D'un côté le trio de Bamako avec ses deux percussionnistes
maliens, Cheick Fantamady Kone au Doum-Doum (né 1975 à
Bougouni) et Ousmane Keita au Djembe et au Kamélin n'goni (né
en 1973 à Bamako), lui permet de tirer parti de toutes ses recherches
en matière de rythme. De l'autre le trio de Delhi avec Johar
Ali Kahn au violon (fils et disciple du dernier Ustad Gohar Ali Kahn
de Rampur) et Shabaz Hussein Kahn aux tabla (pakistanais, du Penjab,
de la même famille que Johar), lui fournit l'occasion de dialoguer
avec les modes indiens au sein de mesures composées, plus complexes
rythmiquement.
Sur ces deux projets, il cherche, en puisant dans son vocabulaire musical,
les mots les plus appropriés pour dialoguer avec ces musiciens
issus de cultures différentes, (ce qui ne l'empêche pas
de conserver des domaines qui lui sont propres tels que .l'harmonie
pourtant complètement extérieure à la musique africaine
comme à la musique indienne). D'un côté, des rythmes
de jazz, de blues, de musique contemporaine, batifolent avec des rythmes
africains dans un chassé croisé plein de vitalité,
dans l'ivresse de l'instant. De l'autre, c'est la rencontre de la frappe
et de l'étirement, dialogue entre deux solistes, où la
douceur écorchée du violon vient répondre aux mélodies
mélancoliques du piano jusqu'à toucher à quelque
chose qui relève d'un mystère, un instant d'éternité
presque mystique.
Pris entre le faux speed de l'Afrique, cette nonchalance déguisée
sous une vitalité débordante et le faux calme de l'Inde,
ce tigre tapis prêt à bondir, le piano de Jo Kaïat
nous rapporte des propos d'ici et d'ailleurs.

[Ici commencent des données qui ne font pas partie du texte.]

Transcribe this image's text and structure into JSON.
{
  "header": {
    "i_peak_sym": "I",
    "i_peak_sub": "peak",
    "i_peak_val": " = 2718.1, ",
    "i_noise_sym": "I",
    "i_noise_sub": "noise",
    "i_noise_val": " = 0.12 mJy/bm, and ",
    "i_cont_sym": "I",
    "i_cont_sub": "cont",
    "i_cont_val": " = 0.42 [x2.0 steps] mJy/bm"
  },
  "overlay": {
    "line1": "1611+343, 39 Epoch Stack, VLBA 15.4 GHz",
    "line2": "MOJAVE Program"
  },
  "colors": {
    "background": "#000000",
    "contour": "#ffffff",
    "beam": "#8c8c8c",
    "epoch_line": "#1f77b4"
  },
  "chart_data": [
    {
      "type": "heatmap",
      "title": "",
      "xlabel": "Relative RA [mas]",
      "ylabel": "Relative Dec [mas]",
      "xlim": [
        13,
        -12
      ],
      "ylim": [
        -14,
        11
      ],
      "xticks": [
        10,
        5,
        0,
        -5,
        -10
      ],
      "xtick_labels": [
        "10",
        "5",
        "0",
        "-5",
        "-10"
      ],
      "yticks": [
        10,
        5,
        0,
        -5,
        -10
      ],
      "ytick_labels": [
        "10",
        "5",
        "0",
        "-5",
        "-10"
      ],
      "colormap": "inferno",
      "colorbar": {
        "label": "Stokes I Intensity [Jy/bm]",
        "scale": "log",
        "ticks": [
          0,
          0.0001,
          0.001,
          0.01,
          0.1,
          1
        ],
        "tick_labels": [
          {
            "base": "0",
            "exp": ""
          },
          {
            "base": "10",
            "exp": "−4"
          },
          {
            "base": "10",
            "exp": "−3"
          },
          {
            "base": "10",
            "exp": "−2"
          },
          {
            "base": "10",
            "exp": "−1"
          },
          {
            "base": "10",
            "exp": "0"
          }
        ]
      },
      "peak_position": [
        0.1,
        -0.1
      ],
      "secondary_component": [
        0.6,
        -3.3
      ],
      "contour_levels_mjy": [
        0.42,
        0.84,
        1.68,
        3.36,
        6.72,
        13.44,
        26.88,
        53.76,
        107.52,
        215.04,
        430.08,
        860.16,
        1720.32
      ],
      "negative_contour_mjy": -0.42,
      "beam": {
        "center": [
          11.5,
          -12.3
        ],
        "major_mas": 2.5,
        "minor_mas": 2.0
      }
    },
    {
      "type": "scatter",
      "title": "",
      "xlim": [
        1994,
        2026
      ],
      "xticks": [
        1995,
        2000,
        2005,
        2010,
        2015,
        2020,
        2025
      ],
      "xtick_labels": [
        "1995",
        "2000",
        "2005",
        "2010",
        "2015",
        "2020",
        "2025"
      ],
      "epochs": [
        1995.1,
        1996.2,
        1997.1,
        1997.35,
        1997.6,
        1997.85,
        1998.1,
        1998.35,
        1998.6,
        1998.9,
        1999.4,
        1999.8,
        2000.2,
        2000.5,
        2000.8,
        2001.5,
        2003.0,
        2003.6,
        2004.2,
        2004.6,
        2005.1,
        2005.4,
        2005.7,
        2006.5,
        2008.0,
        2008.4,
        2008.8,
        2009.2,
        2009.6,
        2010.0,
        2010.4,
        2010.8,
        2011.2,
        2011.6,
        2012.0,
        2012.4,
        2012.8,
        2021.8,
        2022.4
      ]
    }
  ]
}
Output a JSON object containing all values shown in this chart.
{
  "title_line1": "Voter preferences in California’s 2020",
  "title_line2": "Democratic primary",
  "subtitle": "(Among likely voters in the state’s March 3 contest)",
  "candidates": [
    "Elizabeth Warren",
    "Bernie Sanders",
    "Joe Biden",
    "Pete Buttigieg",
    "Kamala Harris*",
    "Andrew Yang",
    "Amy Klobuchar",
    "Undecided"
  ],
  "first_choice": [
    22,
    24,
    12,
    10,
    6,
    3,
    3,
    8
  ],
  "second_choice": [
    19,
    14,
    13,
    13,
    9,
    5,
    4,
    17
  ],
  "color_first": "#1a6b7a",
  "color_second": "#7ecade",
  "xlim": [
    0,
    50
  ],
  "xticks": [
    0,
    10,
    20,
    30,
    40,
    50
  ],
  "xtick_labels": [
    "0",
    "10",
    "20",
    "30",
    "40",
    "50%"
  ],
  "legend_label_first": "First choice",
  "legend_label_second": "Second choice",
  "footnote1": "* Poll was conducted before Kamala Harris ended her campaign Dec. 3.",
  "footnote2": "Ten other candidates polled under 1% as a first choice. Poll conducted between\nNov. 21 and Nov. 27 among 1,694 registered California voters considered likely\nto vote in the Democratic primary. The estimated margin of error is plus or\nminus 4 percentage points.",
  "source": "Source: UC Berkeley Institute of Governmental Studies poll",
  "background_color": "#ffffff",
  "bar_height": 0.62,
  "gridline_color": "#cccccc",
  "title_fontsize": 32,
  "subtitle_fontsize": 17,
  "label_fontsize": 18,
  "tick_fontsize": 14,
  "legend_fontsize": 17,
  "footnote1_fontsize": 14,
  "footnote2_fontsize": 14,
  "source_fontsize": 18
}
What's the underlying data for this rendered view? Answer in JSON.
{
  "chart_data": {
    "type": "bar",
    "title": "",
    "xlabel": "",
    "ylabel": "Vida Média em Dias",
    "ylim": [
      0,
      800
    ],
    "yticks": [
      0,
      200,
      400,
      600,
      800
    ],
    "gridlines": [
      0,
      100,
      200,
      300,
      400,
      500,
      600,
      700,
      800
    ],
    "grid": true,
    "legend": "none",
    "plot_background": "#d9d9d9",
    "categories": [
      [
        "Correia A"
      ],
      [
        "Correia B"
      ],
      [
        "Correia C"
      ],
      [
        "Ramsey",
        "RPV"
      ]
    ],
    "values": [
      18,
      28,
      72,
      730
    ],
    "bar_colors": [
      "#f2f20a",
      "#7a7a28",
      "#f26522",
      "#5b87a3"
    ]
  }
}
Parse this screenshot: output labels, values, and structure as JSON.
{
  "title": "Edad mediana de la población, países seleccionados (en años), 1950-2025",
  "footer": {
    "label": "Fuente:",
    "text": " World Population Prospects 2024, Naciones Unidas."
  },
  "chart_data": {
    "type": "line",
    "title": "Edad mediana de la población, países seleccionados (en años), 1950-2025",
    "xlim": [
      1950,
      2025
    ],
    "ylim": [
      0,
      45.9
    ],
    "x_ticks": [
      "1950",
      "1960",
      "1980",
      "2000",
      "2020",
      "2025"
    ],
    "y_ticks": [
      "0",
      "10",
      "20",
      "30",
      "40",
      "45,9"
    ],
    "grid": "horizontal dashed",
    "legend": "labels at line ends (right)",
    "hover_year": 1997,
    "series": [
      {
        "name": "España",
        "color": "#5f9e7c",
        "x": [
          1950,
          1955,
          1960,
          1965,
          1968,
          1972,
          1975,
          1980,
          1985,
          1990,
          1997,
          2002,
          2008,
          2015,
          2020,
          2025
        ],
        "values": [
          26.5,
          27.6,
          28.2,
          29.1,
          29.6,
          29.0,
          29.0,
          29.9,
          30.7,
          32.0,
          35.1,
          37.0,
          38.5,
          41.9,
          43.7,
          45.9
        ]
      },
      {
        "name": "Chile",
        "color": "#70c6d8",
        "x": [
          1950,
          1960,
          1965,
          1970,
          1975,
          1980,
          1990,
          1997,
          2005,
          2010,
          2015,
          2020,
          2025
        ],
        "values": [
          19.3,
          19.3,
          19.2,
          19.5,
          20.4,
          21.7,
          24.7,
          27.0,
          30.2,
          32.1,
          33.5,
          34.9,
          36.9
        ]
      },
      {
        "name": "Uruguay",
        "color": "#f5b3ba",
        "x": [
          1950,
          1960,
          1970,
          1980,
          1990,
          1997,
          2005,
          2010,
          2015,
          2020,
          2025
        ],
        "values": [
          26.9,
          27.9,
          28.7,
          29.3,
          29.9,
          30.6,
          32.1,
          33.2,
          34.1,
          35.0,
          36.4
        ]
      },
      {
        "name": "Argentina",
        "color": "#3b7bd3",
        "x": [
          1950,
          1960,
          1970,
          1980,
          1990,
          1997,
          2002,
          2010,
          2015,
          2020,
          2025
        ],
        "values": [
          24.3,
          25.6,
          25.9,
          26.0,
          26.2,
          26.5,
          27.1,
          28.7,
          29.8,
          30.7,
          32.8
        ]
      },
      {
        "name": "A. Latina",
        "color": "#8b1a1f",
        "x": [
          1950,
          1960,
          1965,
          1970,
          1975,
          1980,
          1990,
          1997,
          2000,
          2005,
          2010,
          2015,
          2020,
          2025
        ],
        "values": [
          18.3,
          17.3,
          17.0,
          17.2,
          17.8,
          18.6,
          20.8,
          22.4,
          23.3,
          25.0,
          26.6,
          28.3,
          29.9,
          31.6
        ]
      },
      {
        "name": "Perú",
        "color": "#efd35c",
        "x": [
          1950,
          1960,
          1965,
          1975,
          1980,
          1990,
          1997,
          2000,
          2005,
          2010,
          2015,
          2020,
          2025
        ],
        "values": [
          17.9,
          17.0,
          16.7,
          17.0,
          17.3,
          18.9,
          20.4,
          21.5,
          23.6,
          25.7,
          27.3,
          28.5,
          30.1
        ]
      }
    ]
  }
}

Avec ses partenaires maliens comme avec ses partenaires indiens, Jo
Kaïat se livre autant à un échange musicale, qu'à
un échange de rêverie. Il lui faut saisir l'ambiance d'un
lever du jour brumeux à Delhi pour jouer sur « Lalit »
(raggae de l'aurore), ressentir l'aridité de la nuit africaine
pour chanter sur « Koreduga » (chant traditionnel d'une
fête malienne où tout est permis, où on se déguise,
où on peut dire des blagues, où les choses s'inversent).
Pour Jo Kaïat tout est affaire de rencontres, de dialogues.
C'est d'ailleurs le titre d'un des morceaux du trio de Bamako dont la
composition découle d'un rythme guinéen très populaire
au Mali, le « dundunba ». Jo Kaïat tend constamment
des ponts entre différentes cultures: rapproche les gnawas, des
bambaras (qui ont une histoire commune) dans « Du Maroc au Mali»;
relie les accents mélancoliques de Satie à ceux de l'Inde
et ménage une place à ses influences orientales dans «
Lalit » et « Cur battant ». Mais il ne se contente
pas de trouver des liens entre sa culture et celle des autres, il passe
également son temps à trouver des liens entre son instrument
et celui des autres. Ainsi" dans « Dialogues », le
couple doum-doumdjembe ou bien le tabla avec ses deux flûtes,
un grave, un aigu, représentent pour lui la main gauche et la
main droite du piano, sans parler du balafon qui est son ancêtre.
Après ces multiples chemins, il nest pas surprenant que
la musique de Jo Kaïat exprime un authentique métissage.